Betty Fefe, a staunch ANC follower from the township of Duncan Village in East London, believes that Zille’s presence in the political arena indicates that women can make a difference.
She added that the DA leader understands all different types of people and their needs as well. “Before the [local] election, she was visiting our townships. Now we see her as a good person. In the townships they are saying that even though she is white, she knows how to talk to people,” said Fefe.
Those within the DA hold their leader in high esteem. DA councillor Dinesh Vallabh’s first encounter with Zille left him admiring her energy, her logical thinking, and the way she connects with people from every walk of life.
He believes that Zille leads with integrity and a dynamism that is natural to her.
Equally impressive, he said, was her ability to remember names. “She has the memory of an elephant,” he quipped.
Johannesburg-based journalist Priya Pitamber said that the Western Cape premier comes across as a strong woman who is able to speak her mind.
In an online question and answer session on World Mayor.com, Zille said the lessons learnt during her years as a political correspondent had helped her become an astute politician. She said she was able to apply those skills to the many challenges she faced in her new career.
Pitamber, however, has mixed feelings about journalists who become politicians. “I hope she still has a journalist’s ideal of changing the world for the better, and hopefully she is trying to do that,” she said.
If Zille has earned respect as a politician, then she has certainly gained fame for her recent moves on stage. In the months leading up to the 2011 local election, South Africans were bombarded by pictures and videos of Zille performing a dance routine dubbed the “ballot boogie” by a popular local magazine.

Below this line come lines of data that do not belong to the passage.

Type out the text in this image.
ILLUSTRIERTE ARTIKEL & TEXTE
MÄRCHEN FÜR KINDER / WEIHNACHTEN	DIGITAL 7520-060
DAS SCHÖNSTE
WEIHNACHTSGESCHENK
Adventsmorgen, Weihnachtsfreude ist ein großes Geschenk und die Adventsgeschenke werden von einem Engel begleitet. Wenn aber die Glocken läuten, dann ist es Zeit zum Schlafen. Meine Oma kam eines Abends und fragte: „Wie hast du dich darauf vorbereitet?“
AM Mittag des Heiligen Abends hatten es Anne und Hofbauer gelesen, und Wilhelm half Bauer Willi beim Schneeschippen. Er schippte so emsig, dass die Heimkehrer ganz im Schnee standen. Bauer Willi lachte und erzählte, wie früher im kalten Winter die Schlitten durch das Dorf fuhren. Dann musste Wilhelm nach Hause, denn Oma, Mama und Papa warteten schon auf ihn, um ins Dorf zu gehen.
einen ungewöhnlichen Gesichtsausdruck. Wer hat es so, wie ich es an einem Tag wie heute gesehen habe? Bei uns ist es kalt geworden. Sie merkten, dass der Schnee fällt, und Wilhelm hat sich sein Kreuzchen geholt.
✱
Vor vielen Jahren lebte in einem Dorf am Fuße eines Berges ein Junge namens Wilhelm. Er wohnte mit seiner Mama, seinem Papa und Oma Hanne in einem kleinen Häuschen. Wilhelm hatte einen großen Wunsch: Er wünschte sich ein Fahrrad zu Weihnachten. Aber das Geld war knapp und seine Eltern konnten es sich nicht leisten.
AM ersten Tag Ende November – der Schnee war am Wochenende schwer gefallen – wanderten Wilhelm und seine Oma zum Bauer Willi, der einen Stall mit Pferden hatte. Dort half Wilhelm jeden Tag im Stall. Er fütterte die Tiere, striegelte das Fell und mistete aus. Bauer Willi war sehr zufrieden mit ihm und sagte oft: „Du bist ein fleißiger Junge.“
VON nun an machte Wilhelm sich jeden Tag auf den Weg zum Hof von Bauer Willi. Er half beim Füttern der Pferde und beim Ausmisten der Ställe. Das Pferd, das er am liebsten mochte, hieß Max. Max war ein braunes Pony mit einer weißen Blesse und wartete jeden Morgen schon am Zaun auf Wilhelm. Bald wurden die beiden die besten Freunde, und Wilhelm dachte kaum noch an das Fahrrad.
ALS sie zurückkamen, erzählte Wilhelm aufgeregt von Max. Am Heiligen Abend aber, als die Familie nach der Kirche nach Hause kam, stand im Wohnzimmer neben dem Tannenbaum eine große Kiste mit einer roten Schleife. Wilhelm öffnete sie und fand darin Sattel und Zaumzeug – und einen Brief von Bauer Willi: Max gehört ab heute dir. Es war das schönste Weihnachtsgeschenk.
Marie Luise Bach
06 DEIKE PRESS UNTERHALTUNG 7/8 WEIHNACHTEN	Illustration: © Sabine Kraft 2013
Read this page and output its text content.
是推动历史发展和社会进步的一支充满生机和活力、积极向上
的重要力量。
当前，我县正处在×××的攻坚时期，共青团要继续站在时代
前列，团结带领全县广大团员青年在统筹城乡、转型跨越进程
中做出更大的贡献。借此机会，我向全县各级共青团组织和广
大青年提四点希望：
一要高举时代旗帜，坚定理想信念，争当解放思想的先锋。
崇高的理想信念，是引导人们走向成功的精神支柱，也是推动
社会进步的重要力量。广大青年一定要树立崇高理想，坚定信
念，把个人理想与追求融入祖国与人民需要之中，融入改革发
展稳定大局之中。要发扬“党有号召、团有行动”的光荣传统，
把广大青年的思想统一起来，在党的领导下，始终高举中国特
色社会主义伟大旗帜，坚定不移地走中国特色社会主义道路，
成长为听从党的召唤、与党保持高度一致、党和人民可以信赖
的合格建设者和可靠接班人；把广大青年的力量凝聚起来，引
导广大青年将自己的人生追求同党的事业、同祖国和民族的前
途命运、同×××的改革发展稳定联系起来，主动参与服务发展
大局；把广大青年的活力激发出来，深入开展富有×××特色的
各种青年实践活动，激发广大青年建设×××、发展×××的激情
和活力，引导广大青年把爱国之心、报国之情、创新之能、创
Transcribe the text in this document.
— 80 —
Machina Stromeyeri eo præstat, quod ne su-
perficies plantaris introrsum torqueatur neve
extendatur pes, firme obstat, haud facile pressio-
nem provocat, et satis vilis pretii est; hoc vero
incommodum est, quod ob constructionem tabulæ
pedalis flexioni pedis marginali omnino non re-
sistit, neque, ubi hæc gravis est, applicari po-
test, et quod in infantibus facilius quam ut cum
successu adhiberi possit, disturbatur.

The dance was used to connect with the public during the DA’s campaign. When she was criticised for it, Zille simply said: “Dancing is part of South Africa’s political culture. I love dancing, even though I am no ‘twinkle toes’. But who cares? The point is to move and enjoy yourself and not to feel inhibited.”
Courage and determination
According to the South African Union for Progressive Judaism, a person who contributes to pluralism through openness, courage, tolerance and freedom of thought is considered worthy of the Geiger Award. This says much about Zille herself.
Johannesburg-born Zille is of German descent. Her parents fled the country in the 1930s when they were persecuted because of their Jewish roots. Her maternal grandfather and paternal grandmother were Jewish.
Before her foray into politics, Zille worked as a journalist during the apartheid era at the Rand Daily Mail, an influential liberal newspaper. She was instrumental in revealing the brutal killing of Steve Biko while he was imprisoned in Pretoria in 1977.
After involving herself in NGO work, she joined the DA, known then as the Democratic Party, in the mid-1990s.
Zille served as a Member of the Executive Council for education and then became leader of the opposition in the Western Cape’s provincial legislature, before being elected as a Member of Parliament in 2004, a position she held for two years. In the 2006 municipal election, Zille and the DA snatched a majority vote in the Mother City, which made her mayor.
During her tenure, Zille rid the council of corruption and bad debt by meticulously scouring through contracts approved by the previous administration. These efforts led to her nomination as World Mayor in 2008.
When the DA won the government of the Western Cape in the 2009 general election, she said: “If we can prove our ability to govern in the Western Cape as we did in Cape Town, then it would be a milestone for our democracy.”
Since then, the Western Cape has become one of the more progressive provinces in the country.
About the Abraham Geiger Award
The man after whom the award is named was a philosopher and renowned thinker of liberal Judaism during the 19th century.
The award was created in 2000 by the Abraham Geiger College at the University of Potsdam to honour those who have achieved much in their fields of expertise while following three freedoms Geiger held in high regard. These were; the freedom of conscience and belief, academic freedom, and freedom of expression for all human beings.
Previous winners include Catholic priest Hans Küng, Prince Hassan bin Talal of Jordan, Cardinal Karl Lehmann, German-French sociologist Alfred Grosser, Emil Fackenheim, and the scholar Susannah Heschel.